Carotidínia (Dor no Trajeto da Artéria Carótida)
Especialista em Tratamento para Carotidínia (Dor no Trajeto da Artéria Carótida)
Dr. Joel Augusto Ribeiro Teixeira — Corpo Clínico do Hospital Sírio-Libanês. Agende sua consulta para avaliação de opções cirúrgicas minimamente invasivas e tratamento conservador de excelência.
#Carotidínia #SíndromeDeFay #DorNoPescoço #DorVascular #ClínicaDaDor
Sinônimos: Síndrome de Fay; dor cervical vascular. Importante: trata-se de um diagnóstico controverso, retirado das classificações internacionais atuais como entidade própria.
"É uma dor que mora sobre o pulso do pescoço: cada toque lembra que ela está ali. Antes de dar um nome a ela, é preciso afastar tudo aquilo que não pode esperar."
Como começa?
- 👆 Dor ao toque sobre a carótida: sensibilidade bem localizada no pescoço, sobre o trajeto da artéria — pressionar a região reproduz a dor.
- 😖 Dor latejante ou em pressão: desconforto contínuo ou em crises, de um lado do pescoço, podendo irradiar para mandíbula, face ou cabeça.
- 🔁 Episódios autolimitados: crises que duram dias a poucas semanas e desaparecem espontaneamente, muitas vezes após gripes e infecções virais.
- 🗣️ Piora ao engolir ou girar o pescoço: movimentos e a deglutição podem provocar ou intensificar a dor.
O que está acontecendo no pescoço?
A ideia clássica é de uma inflamação transitória ao redor da bifurcação da carótida — exames de imagem de alguns pacientes mostram um espessamento discreto dos tecidos que envolvem a artéria, como um "machucado" na parede de uma mangueira, que dói ao toque e depois sara sozinho.

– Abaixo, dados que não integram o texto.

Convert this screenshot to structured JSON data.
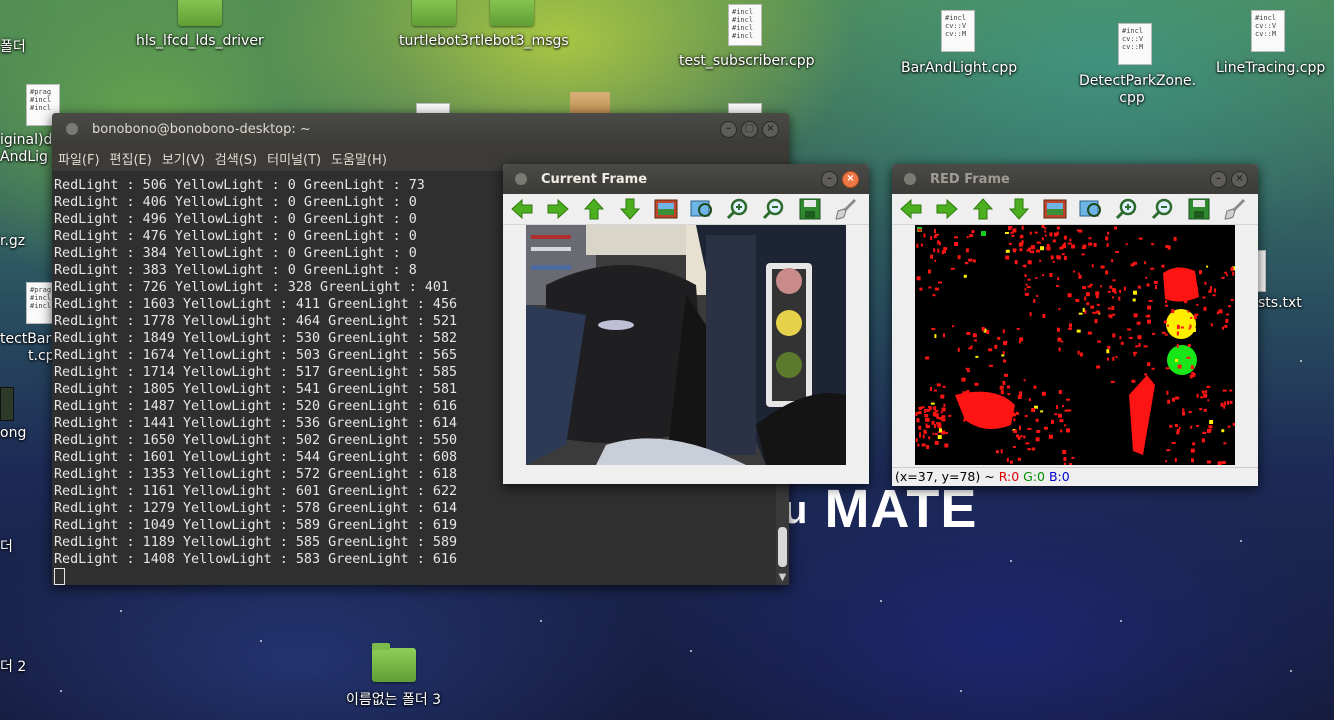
{
  "desktop": {
    "icons": [
      {
        "label": "폴더"
      },
      {
        "label": "hls_lfcd_lds_driver"
      },
      {
        "label": "turtlebot3rtlebot3_msgs"
      },
      {
        "label": "test_subscriber.cpp"
      },
      {
        "label": "BarAndLight.cpp"
      },
      {
        "label": "DetectParkZone.\ncpp"
      },
      {
        "label": "LineTracing.cpp"
      },
      {
        "label": "iginal)d"
      },
      {
        "label": "AndLig"
      },
      {
        "label": "r.gz"
      },
      {
        "label": "tectBar"
      },
      {
        "label": "t.cp"
      },
      {
        "label": "ong"
      },
      {
        "label": "sts.txt"
      },
      {
        "label": "더"
      },
      {
        "label": "더 2"
      },
      {
        "label": "이름없는 폴더 3"
      }
    ],
    "doc_snippet": "#incl\n\ncv::V\ncv::M",
    "doc_snippet2": "#incl\n#incl\n#incl\n#incl",
    "doc_snippet3": "#prag\n\n#incl\n#incl",
    "wallpaper_text": "MATE",
    "wallpaper_text_prefix": "u"
  },
  "terminal": {
    "title": "bonobono@bonobono-desktop: ~",
    "menu": [
      "파일(F)",
      "편집(E)",
      "보기(V)",
      "검색(S)",
      "터미널(T)",
      "도움말(H)"
    ],
    "lines": [
      "RedLight : 506 YellowLight : 0 GreenLight : 73",
      "RedLight : 406 YellowLight : 0 GreenLight : 0",
      "RedLight : 496 YellowLight : 0 GreenLight : 0",
      "RedLight : 476 YellowLight : 0 GreenLight : 0",
      "RedLight : 384 YellowLight : 0 GreenLight : 0",
      "RedLight : 383 YellowLight : 0 GreenLight : 8",
      "RedLight : 726 YellowLight : 328 GreenLight : 401",
      "RedLight : 1603 YellowLight : 411 GreenLight : 456",
      "RedLight : 1778 YellowLight : 464 GreenLight : 521",
      "RedLight : 1849 YellowLight : 530 GreenLight : 582",
      "RedLight : 1674 YellowLight : 503 GreenLight : 565",
      "RedLight : 1714 YellowLight : 517 GreenLight : 585",
      "RedLight : 1805 YellowLight : 541 GreenLight : 581",
      "RedLight : 1487 YellowLight : 520 GreenLight : 616",
      "RedLight : 1441 YellowLight : 536 GreenLight : 614",
      "RedLight : 1650 YellowLight : 502 GreenLight : 550",
      "RedLight : 1601 YellowLight : 544 GreenLight : 608",
      "RedLight : 1353 YellowLight : 572 GreenLight : 618",
      "RedLight : 1161 YellowLight : 601 GreenLight : 622",
      "RedLight : 1279 YellowLight : 578 GreenLight : 614",
      "RedLight : 1049 YellowLight : 589 GreenLight : 619",
      "RedLight : 1189 YellowLight : 585 GreenLight : 589",
      "RedLight : 1408 YellowLight : 583 GreenLight : 616"
    ]
  },
  "current_frame": {
    "title": "Current Frame"
  },
  "red_frame": {
    "title": "RED Frame",
    "status_coords": "(x=37, y=78) ~",
    "status_r": "R:0",
    "status_g": "G:0",
    "status_b": "B:0"
  },
  "toolbar_icons": [
    "arrow-left-icon",
    "arrow-right-icon",
    "arrow-up-icon",
    "arrow-down-icon",
    "image-icon",
    "zoom-fit-icon",
    "zoom-in-icon",
    "zoom-out-icon",
    "save-icon",
    "brush-icon"
  ],
  "colors": {
    "terminal_bg": "#2f2f2f",
    "titlebar": "#3c3b37",
    "close_button": "#f07746",
    "toolbar_arrow": "#4caf1f"
  }
}
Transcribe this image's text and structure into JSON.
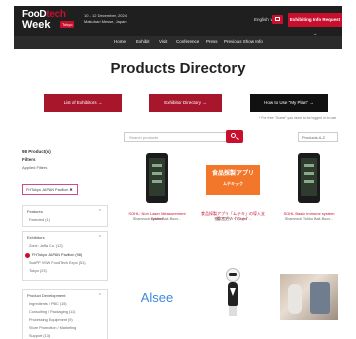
{
  "header": {
    "logo_line1_a": "FooD",
    "logo_line1_b": "tech",
    "logo_line2": "Week",
    "logo_badge": "Tokyo",
    "event_line1": "10 - 12 December, 2024",
    "event_line2": "Makuhari Messe, Japan",
    "language": "English ∨",
    "exhibit_button": "Exhibiting Info Request →"
  },
  "nav": [
    "Home",
    "Exhibit",
    "Visit",
    "Conference",
    "Press",
    "Previous Show Info"
  ],
  "page_title": "Products Directory",
  "action_buttons": {
    "list_of_exhibitors": "List of Exhibitors →",
    "exhibitor_directory": "Exhibitor Directory →",
    "how_to_use": "How to Use \"My Plan\" →"
  },
  "note": "* For free \"Guest\" you need to be logged in to use",
  "search": {
    "placeholder": "Search products"
  },
  "sort": {
    "value": "Products A-Z"
  },
  "sidebar": {
    "product_count": "98 Product(s)",
    "filters_heading": "Filters",
    "applied_label": "Applied Filters",
    "applied_chip": "FHTokyo JAPAN Pavilion ✖",
    "panels": [
      {
        "title": "Features",
        "options": [
          "Featured (1)"
        ]
      },
      {
        "title": "Exhibitors",
        "options": [
          "Zone: Jaffa Co. (12)",
          "FHTokyo JAPAN Pavilion (98)",
          "ScaPP XSW FoodTech Expo (51)",
          "Tokyo (23)"
        ]
      },
      {
        "title": "Product Development",
        "options": [
          "Ingredients / PBC (15)",
          "Consulting / Packaging (11)",
          "Processing Equipment (9)",
          "Store Promotion / Marketing",
          "Support (13)"
        ]
      }
    ]
  },
  "products": [
    {
      "title": "SOHL: Non Laser Measurement system",
      "sub": "Shamrock Tohko Bak Bucx...",
      "image": "phone-device"
    },
    {
      "title": "食品採製アプリ「ムテキ」の導入支援アプリ（Tools）",
      "sub": "株式会社ハイウェイ...",
      "image": "orange-banner",
      "banner_title": "食品採製アプリ",
      "banner_sub": "ムテキック"
    },
    {
      "title": "SOHL Basic Immune system",
      "sub": "Shamrock Tohko Bak Bucx...",
      "image": "phone-device"
    },
    {
      "title": "Alsee",
      "sub": "",
      "image": "alsee-logo",
      "logo_text": "Alsee"
    },
    {
      "title": "",
      "sub": "",
      "image": "robot"
    },
    {
      "title": "",
      "sub": "",
      "image": "photo"
    }
  ]
}
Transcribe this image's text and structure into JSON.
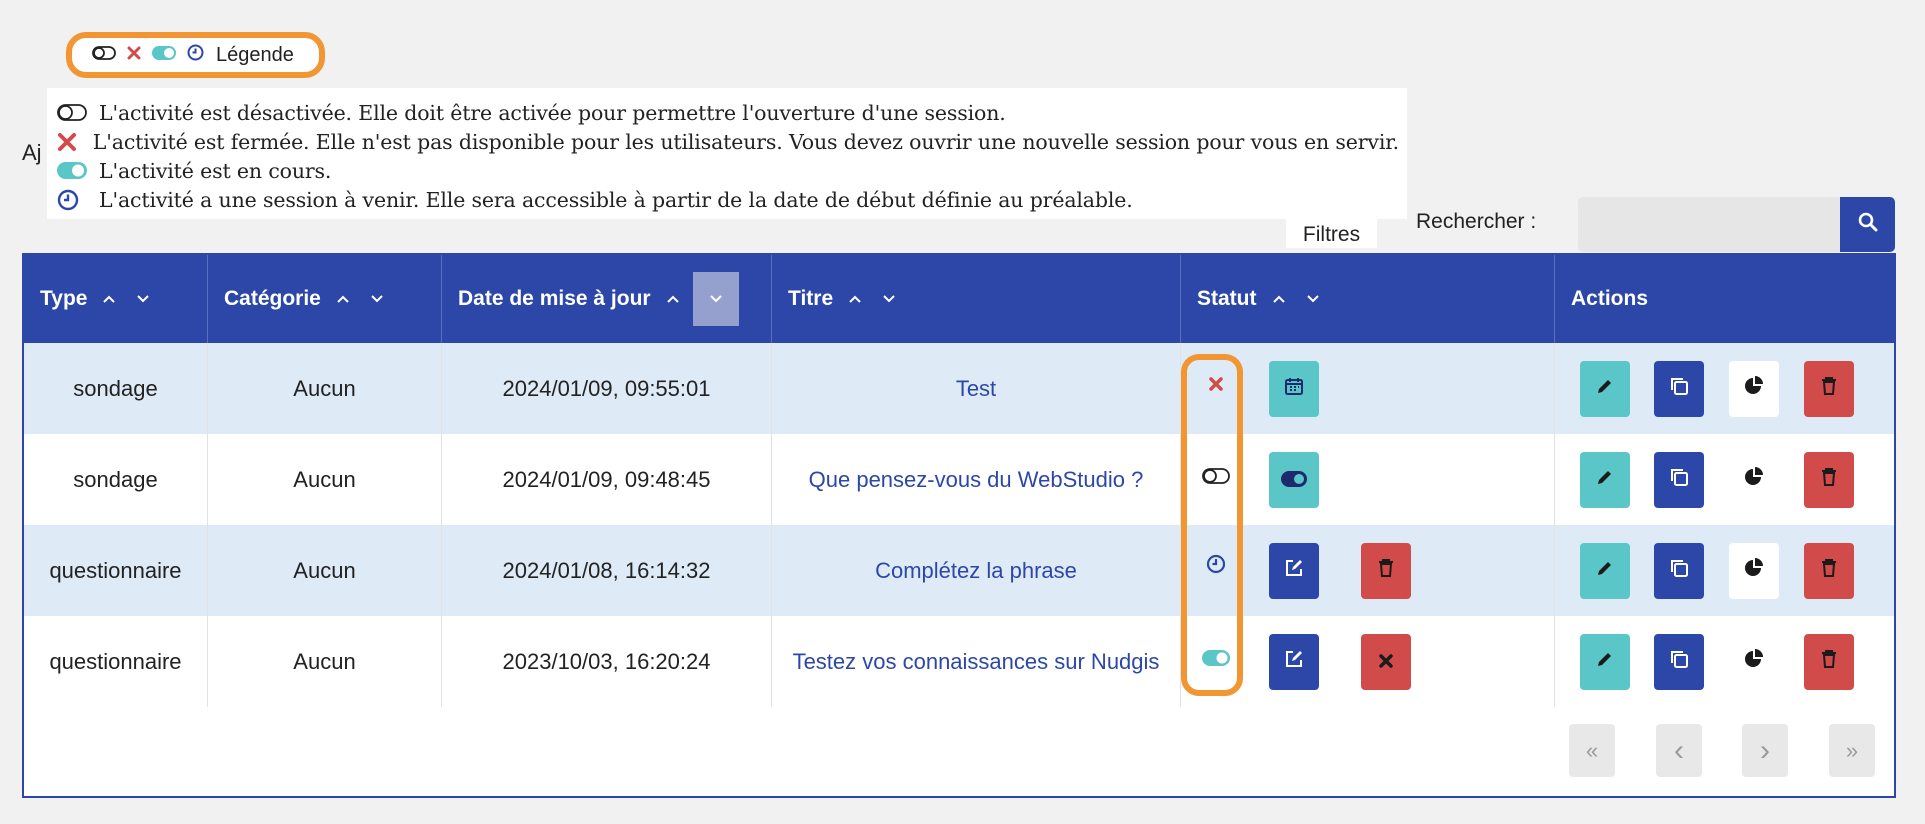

Mas aqui mora a controvérsia: estudos mostraram que muitos casos rotulados como carotidínia eram, na verdade, dissecção da carótida (uma fissura na parede da artéria) ou outras doenças. Por isso, a classificação internacional de cefaleias deixou de reconhecê-la como entidade própria.
Na prática, isso muda tudo: antes de aceitar o diagnóstico benigno, é obrigatório excluir dissecção, aneurismas e inflamações da tireoide, dos gânglios e da garganta. O nome vem por último — a segurança vem primeiro.
Tratamento
- 💊 Anti-inflamatórios (AINEs): ibuprofeno, naproxeno e similares costumam aliviar bem as crises — a boa resposta também apoia o diagnóstico benigno.
- 💊 Corticoides em casos selecionados: quando a inflamação é intensa ou refratária, um ciclo curto pode ser prescrito pelo médico.
- 🧣 Medidas de conforto: compressas mornas, repouso relativo e evitar pressão local (gravatas apertadas, colares, cachecóis justos) durante a crise.
- 🖥️ Investigação vascular antes do rótulo: ultrassom com Doppler, angiorressonância ou angiotomografia afastam dissecção e outras causas — etapa indispensável.
Cuidados essenciais
- 🚨 Excluir a dissecção carotídea: dor no pescoço com dor de cabeça do mesmo lado, pálpebra caída com pupila menor (síndrome de Horner), fraqueza ou fala enrolada é emergência — a dissecção pode causar AVC.
- 🔍 Diagnóstico de exclusão: tireoide, gânglios, faringe e coluna cervical precisam ser avaliados antes de qualquer conclusão.
- 🚫 Não massageie a região: massagens vigorosas sobre a carótida são perigosas e devem ser evitadas.
- 📋 Observe a evolução: dor que persiste além de algumas semanas ou se repete com frequência merece reavaliação completa.
⚠️ Aviso: Dor no pescoço acompanhada de dor de cabeça intensa, pálpebra caída com pupila menor de um lado, fraqueza no corpo, fala enrolada ou tontura súbita é uma emergência neurológica: procure o pronto-socorro ou chame o SAMU (192). Este conteúdo é educativo e não substitui a avaliação médica.